The newly released International SPA Association 2010 U.S. Spa Industry Study provides insight into key trends in the industry that are helping it to flourish.
"We're seeing the spa industry strategically adapt to the changes brought on by the economy," said ISPA President Lynne McNees. "One thing is certain -- spas have remained authentic to the core of their business which is health and wellness."
A back-to-basics approach to treatments, eco-friendly practices, and value incentives are part of the spa industry’s success. Here are some of the study’s findings:
Spas have increased their appeal to broader audiences. The industry study reveals that 80 percent of spas have introduced special packages targeted at diverse client groups including men, couples, teens, families, athletes, and seniors. Over six in ten spas introduced discounts and incentives to attract first-time clients, while franchises with membership rates took off in 2010. The industry motto, "there is a spa experience for everyone," has never been more true.
The spa industry continues to reign as a top green industry, with 85 percent of spas indicating they apply environmentally sustainable practices. The industry study revealed that recycling, utilizing sustainable packaging, offering organic products and becoming LEED certified are just a few ways spas are staying eco-friendly. As environmental sustainability grows in importance to consumers, ISPA members have responded by increasing partnerships with suppliers who practice the same earth-friendly principles.
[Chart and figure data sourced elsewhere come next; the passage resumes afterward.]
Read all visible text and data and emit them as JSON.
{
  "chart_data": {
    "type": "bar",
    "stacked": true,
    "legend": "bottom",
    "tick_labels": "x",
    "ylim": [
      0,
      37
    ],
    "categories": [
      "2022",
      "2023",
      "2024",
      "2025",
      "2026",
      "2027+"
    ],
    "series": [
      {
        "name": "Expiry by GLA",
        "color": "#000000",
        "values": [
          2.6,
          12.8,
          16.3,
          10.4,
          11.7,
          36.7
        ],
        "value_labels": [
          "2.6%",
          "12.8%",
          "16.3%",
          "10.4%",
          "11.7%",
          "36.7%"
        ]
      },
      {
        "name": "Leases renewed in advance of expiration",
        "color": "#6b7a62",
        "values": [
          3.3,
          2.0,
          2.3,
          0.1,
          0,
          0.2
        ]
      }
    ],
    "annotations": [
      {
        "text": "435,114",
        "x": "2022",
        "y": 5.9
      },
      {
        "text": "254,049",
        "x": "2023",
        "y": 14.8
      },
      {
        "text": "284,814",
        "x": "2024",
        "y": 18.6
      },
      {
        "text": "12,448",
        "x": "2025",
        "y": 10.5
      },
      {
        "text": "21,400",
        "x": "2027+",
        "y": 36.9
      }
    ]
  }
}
Spas have reengineered their menus to offer discounts and incentives without sacrificing quality. National spa chains offer affordable treatments to a large audience, while maintaining top-level service. According to the 2010 U.S. Spa Industry Study, 95 percent of spas have changed their menus to entice spa-goers with new offerings including 60 percent of spas utilizing a customer loyalty program, 67 percent offering half-day packages and 75 percent offering express (30-minute or less) treatments. These treatments offer a less expensive option that also give busy spa-goers options to enjoy the spa experience. Another way ISPA members are offering value is by utilizing discounting services such as Groupon, Rue La La, and other deal-oriented websites.
Since the economic downturn has caused spas to reevaluate their businesses, many have gone "back to basics" in their menu offerings. In fact, a results-oriented deep tissue massage is the most offered type of massage according to the ISPA 2010 Spa Industry Study. And massage is the top treatment amongst spa-goers worldwide. In evaluating the product lines they carry, ISPA members look for packaging, pricing, and advertising that align with the spa's core brand. The authentic purpose and philosophy of spas, which is health and wellness, remains the most important aspect of the spa business.
Health and Wellness Education
The spa experience has always been about health and wellness, and the industry has helped people understand that spa treatments are a part of living a healthy lifestyle. Increasingly, spas look to educate their clients about the benefits of spa treatments, particularly stress reduction, the No. 1 reason people go to the spa worldwide. Medical spas, while a small segment of the industry, continue to be the fastest growing spa type. And treatments are covered under some insurance plans. Spas are developing treatments to combat and heal allergies, cold and flu symptoms, and sports injuries.
As the fourth largest leisure industry, with a revenue of $12.3 billion in the U.S. alone, the spa industry has proven staying power. As more people turn to the spa to learn how to lead a healthy and balanced life, the industry will continue to sustain and remain true to its core mission to promote health and wellness.